Ultimately Benaim said that it’s “a film about a musician I admire and I hope to pay justice to his life and work by doing something interesting, unconventional, that makes sense for me and for an audience that includes fans and people who don’t know him at all. It’s a tricky route, but I’m optimistic.”
“Plaza Catedral” is due to be shot in 2018, primarily lensed in Panama’s old quarter (Casco Viejo). The project won the 2015 Berlinale Co-Production Market VFF Talent Highlight Pitch Award and has support from Ibermedia.
It is about a man in his forties who cannot find peace in his life after having lost a son. His life is changed when he meets a kid from the streets in dire need of help. Benaim plans to use a non-actor for the kid and a well-known actor for the grown up, whose name can’t yet be revealed.

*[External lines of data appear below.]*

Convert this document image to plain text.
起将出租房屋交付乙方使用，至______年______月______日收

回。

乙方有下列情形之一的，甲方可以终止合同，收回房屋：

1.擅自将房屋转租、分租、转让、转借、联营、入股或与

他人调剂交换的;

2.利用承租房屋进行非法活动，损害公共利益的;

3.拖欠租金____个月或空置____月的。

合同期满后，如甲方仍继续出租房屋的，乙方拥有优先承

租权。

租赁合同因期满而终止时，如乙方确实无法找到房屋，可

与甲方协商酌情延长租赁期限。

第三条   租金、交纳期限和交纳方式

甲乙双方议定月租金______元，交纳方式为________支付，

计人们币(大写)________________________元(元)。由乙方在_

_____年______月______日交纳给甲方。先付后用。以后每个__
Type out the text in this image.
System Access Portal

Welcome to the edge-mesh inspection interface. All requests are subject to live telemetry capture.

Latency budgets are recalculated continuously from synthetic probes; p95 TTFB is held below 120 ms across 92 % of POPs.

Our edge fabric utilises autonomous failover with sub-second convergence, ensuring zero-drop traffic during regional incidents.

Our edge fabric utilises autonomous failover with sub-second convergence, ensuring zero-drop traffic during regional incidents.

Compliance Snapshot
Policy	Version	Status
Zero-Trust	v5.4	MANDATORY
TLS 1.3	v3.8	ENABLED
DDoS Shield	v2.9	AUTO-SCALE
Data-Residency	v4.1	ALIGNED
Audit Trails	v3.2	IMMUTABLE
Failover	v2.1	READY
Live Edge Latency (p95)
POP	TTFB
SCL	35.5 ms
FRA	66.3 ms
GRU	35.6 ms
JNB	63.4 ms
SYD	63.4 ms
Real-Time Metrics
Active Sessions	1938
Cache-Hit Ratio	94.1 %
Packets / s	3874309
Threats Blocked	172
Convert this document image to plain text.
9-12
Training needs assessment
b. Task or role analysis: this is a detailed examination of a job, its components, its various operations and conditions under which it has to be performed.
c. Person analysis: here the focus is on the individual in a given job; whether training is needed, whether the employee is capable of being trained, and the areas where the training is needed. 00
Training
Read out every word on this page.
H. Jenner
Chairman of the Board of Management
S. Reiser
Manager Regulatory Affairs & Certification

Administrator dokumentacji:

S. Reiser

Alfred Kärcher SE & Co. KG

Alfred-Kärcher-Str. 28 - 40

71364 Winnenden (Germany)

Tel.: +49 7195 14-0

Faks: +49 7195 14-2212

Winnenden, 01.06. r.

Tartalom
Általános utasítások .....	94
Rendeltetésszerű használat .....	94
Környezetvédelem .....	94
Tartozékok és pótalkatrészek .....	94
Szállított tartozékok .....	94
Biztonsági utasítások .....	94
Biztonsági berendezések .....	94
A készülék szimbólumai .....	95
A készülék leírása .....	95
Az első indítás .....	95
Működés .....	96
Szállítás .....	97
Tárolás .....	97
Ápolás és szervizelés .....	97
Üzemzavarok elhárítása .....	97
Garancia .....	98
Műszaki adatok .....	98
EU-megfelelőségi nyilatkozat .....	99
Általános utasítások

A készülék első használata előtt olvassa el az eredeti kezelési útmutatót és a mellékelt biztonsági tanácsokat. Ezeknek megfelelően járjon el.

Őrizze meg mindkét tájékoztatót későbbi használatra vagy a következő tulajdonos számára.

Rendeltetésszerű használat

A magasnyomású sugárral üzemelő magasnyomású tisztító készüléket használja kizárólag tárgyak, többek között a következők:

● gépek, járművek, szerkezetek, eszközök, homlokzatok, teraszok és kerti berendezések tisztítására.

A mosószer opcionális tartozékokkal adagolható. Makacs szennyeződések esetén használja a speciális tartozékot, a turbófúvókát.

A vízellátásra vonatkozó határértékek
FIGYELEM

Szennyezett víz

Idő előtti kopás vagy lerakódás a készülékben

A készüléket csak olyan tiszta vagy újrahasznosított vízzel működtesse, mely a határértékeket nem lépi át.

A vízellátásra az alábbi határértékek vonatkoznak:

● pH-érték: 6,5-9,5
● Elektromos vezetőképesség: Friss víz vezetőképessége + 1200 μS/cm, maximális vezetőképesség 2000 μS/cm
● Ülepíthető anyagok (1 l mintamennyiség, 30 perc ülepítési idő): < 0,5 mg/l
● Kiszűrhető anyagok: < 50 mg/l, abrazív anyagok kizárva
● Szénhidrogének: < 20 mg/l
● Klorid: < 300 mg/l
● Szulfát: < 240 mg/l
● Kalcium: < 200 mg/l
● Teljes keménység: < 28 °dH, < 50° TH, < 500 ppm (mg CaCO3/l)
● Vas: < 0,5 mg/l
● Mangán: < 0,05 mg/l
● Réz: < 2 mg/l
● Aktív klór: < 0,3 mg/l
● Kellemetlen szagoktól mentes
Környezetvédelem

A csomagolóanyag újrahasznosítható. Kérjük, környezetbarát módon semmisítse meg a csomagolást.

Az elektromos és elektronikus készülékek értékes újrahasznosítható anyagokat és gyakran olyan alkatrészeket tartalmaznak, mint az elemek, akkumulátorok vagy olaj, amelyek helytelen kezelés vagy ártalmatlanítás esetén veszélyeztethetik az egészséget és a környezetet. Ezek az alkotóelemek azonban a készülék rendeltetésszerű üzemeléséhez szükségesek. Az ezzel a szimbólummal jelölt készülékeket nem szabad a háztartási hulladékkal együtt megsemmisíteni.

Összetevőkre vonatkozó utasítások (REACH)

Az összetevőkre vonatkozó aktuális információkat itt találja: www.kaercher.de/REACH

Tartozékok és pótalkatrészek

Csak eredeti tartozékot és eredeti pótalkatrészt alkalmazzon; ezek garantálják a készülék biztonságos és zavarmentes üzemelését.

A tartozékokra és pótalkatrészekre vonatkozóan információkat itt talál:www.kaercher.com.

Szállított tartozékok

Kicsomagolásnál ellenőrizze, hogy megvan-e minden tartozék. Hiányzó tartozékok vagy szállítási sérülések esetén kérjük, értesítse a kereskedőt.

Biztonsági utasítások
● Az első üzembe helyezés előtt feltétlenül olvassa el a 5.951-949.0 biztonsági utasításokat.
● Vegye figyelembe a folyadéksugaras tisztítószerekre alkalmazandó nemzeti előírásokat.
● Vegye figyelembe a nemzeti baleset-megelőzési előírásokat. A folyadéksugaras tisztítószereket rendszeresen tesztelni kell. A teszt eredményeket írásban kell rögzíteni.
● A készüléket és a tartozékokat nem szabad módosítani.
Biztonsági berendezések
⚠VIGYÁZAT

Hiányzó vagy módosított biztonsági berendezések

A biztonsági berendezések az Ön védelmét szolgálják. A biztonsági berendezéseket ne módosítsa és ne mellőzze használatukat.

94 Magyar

The helmer plans the film’s look to be very stylized and edgy: “I think the combination of fine camera work and art direction with the roughness of the place should yield interesting results. The fact is that Casco Viejo is gentrified and touristy, but there are still enough wild, raw elements about it to make it interesting to me, especially because that contrast between smooth and rough is an important component of the film.”
Benaim’s previous films have achieved considerable box office success in Panama. “Chance” outperformed “Avatar” at the Panamanian box-office, with 140,000 admissions and also clocked up a further 150,000 admissions in Colombia. His 2014 docu “Invasion” recorded over 50,000 admissions.
This will be the first time in five years that Benaim doesn’t have a film in the IFFPanama Festival, although he will be attending the opening ceremony.
Asked about his view on the current state of Panamanian cinema, he says: “My opinion is that there is still not enough being made to judge. I think what you can feel now is the eagerness to film. I think we’ve a long ways to go before Panama’s films find their own character. I know that in my own career I feel like I’ve just begun, and I have a huge ‘to-do list’ for the near future.”
Benaim said that in the near future he plans to work across the three fields – features, documentaries and TV-series, as well as new forms of storytelling. “I just wish I could be more productive, quicker, even exuberant,” he says. “I have so many things I want to do. But no complaints, just the desire to do even more!”